鹿島ユースで伝統の「40番」を背負う男は、まだまだ伸びる。ド派手な活躍で注目度が増すなか、コツコツと磨き続ける強い意志と学ぶ意欲があるから

2025年09月18日 安藤隆人

得点を量産できる理由が詰まったチーム3点目

世代屈指のストライカーとして注目を集める鹿島ユースの吉田。写真:安藤隆人

 2024年のクラブユース選手権とプレミアリーグEASTで得点王。今年は2年連続でクラブユース選手権の得点王に輝き、J1でもデビュー済み。

 まだ高校2年生とは思えない、そもそもFWを始めたのが高校からとは思えない爆発ぶりを見せているのが、鹿島アントラーズユースの絶対的エースストライカー、吉田湊海だ。
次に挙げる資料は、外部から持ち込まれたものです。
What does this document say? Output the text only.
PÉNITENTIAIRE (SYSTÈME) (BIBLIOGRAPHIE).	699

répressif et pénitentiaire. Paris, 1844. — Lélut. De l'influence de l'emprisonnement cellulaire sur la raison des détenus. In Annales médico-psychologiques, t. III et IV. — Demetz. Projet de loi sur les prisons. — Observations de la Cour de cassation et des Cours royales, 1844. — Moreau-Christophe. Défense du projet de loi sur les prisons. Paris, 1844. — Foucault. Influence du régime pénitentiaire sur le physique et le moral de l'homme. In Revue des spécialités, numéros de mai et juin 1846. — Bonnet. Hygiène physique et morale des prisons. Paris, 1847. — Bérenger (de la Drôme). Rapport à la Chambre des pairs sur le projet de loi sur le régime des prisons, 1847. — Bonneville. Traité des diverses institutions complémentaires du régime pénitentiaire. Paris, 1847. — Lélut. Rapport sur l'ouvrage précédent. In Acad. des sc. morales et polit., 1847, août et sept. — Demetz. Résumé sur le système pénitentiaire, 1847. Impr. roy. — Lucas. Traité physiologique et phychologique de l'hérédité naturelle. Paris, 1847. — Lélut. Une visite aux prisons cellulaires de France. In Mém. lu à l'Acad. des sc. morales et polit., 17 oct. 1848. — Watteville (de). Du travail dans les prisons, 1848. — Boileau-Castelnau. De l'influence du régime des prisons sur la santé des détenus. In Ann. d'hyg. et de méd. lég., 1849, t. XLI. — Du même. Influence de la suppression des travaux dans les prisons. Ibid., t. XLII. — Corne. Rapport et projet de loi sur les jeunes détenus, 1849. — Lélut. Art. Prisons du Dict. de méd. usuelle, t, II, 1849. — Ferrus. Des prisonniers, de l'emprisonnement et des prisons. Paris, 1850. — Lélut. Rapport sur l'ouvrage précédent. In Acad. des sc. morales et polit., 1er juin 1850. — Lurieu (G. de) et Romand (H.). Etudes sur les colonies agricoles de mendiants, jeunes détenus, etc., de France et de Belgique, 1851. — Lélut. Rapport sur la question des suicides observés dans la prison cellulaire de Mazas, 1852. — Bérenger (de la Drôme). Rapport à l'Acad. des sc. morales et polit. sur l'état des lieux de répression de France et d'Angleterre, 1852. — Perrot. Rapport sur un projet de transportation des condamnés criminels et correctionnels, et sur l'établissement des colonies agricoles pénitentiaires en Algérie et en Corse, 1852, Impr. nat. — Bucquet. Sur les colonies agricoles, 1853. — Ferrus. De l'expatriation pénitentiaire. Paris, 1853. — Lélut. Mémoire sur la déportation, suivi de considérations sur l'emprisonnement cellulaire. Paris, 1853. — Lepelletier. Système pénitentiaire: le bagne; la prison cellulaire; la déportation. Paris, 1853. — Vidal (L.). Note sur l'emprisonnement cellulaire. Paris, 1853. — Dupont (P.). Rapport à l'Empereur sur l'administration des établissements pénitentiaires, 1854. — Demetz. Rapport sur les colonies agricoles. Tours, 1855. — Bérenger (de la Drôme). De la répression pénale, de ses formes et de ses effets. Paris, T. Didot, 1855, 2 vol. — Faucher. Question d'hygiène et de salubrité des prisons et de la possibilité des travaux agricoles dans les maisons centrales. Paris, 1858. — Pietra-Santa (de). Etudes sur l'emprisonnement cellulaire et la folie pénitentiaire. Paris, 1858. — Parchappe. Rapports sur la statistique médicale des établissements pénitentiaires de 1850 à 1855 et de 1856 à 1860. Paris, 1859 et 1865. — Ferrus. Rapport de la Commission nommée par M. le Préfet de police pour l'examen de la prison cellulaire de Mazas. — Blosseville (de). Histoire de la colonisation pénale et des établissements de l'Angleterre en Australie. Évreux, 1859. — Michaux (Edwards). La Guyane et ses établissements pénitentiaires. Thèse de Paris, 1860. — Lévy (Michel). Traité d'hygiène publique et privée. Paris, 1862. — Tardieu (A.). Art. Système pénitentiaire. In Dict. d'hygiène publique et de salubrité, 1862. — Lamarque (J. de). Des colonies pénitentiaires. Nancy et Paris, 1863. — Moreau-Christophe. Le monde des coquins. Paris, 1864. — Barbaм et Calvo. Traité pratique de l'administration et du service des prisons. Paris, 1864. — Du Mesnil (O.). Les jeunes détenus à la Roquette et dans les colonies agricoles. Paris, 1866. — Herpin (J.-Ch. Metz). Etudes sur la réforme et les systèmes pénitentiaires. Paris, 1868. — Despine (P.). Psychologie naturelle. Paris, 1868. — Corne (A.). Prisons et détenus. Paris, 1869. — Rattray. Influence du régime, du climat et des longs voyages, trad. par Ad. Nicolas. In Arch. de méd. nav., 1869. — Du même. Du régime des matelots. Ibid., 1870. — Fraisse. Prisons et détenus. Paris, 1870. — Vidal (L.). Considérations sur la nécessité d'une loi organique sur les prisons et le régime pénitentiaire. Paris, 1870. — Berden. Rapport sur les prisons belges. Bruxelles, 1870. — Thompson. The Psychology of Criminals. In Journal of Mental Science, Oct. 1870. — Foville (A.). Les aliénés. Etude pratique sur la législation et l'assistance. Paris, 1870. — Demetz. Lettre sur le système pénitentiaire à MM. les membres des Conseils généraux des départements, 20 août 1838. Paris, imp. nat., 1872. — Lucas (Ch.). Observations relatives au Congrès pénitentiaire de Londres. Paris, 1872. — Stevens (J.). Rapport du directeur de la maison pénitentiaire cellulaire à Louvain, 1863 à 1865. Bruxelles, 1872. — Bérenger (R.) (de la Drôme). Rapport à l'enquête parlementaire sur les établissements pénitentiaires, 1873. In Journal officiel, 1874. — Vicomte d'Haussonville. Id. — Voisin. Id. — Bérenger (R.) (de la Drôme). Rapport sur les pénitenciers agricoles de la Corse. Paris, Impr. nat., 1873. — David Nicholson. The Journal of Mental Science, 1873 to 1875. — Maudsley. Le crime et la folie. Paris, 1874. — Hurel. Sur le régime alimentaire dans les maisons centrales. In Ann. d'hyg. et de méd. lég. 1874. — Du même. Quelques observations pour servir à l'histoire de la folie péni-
9月15日に行なわれたプレミアEAST第13節の前橋育英との上位決戦でも、1ゴール・1アシストと大暴れをし、チームの首位キープに大きく貢献した。

「今年はシュートをバンバン決めている感じではないので、まだ納得はしていません」

 3-1で快勝した後だが、反省の色は強い。それだけ吉田は常にゴールに飢えている。今季にここまで彼が挙げたゴールは7つで、得点ランキングでは5位タイにつける。U-17アジアカップ出場などで3試合を欠場していることを考えると非常に良い数字だが、やはりそれでも満足などしない。

 FC多摩ジュニアユースから鹿島ユースにやってきた吉田は、中学までボランチを主戦場としていたが、その爆発的なアジリティ、前への推進力とゴールへの貪欲さを買われ、FWへコンバート。そこで持っていた能力がさらに開花していった。

「ストライカーとして大事にしているのは、『ここぞ』という時に力を発揮すること。中学までボランチをやっていたので、周りと繋がるプレーは土台としてありますし、3人目の動きで(シュートエリアまで)入っていってボールをもらう動きや、相手の逆を突く動きもイメージとして持っていました。フォワードでそのイメージを活かしながら、柳沢(敦/昨年までユース監督、今季はトップチームコーチ)さんからストライカーとしての動きや大切なことを学べたのが大きかったです」

 こう口にしたように、日本代表として日韓大会、ドイツ大会と二度のW杯に出場し、クラブのレジェンドでもある柳沢コーチからのアドバイスは、吉田のプレーに大きな影響を与えている。
 
 話を前橋育英戦に戻すと、チームの3点目となったゴールは、吉田が得点を量産できる理由が詰まったものだった。

 後半アディショナルタイム2分、味方のロングボールをクリアしようとする相手DFに対して、吉田は猛然とプレスをかける。クリアが弱くなったこぼれを、自身の後ろでMF平島大悟が拾ったのを見た瞬間、ゴールに背を向けていた吉田はすぐに横にスライドし、平島が仕掛けても自分がボールを受けてもいいポジションに動いた。

「大悟がこぼれを拾う直前に一瞬、首を振ったら、僕の左側にスペースがあったので、そこを狙いながら、大悟がシュートを打ったら自分がこぼれを詰められるように準備しました」

 ワントラップした平島はその動きを見逃さず、すぐにパスを供給。そのボールに対して吉田はクロスステップを入れて素早く身体をゴールに向けてから、ボールに触れず裏のスペースに流して、再び右足のクロスステップを入れ、そのまま左足を一閃。ボールはシュートブロックに来たDFより一瞬早くすり抜け、GKも反応できないままニアサイド(左隅)に突き刺さった。

 もし、この場面で吉田が平島のパスを足もとで受けてからターンしていたら、シュートブロックのタイミングと合致していた。そこで切り返してゴールのチャンスはあったかもしれないが、その時間に守備ブロックが敷かれる可能性があり、ゴールの確率は下がっていた。

 ボールを流してからも、右足のクロスステップで軸を作らずにタイミングを合わせて踏み込んでいたら、DFのシュートブロックに合っていたかもしれないし、GKもシンクロする時間やコースが限定できているゆえに、反応されて止められていたかもしれない。

 あの一瞬のシーンで、吉田は最短・最速かつ最良の選択で、完璧にフィニッシュしてみせたのだ。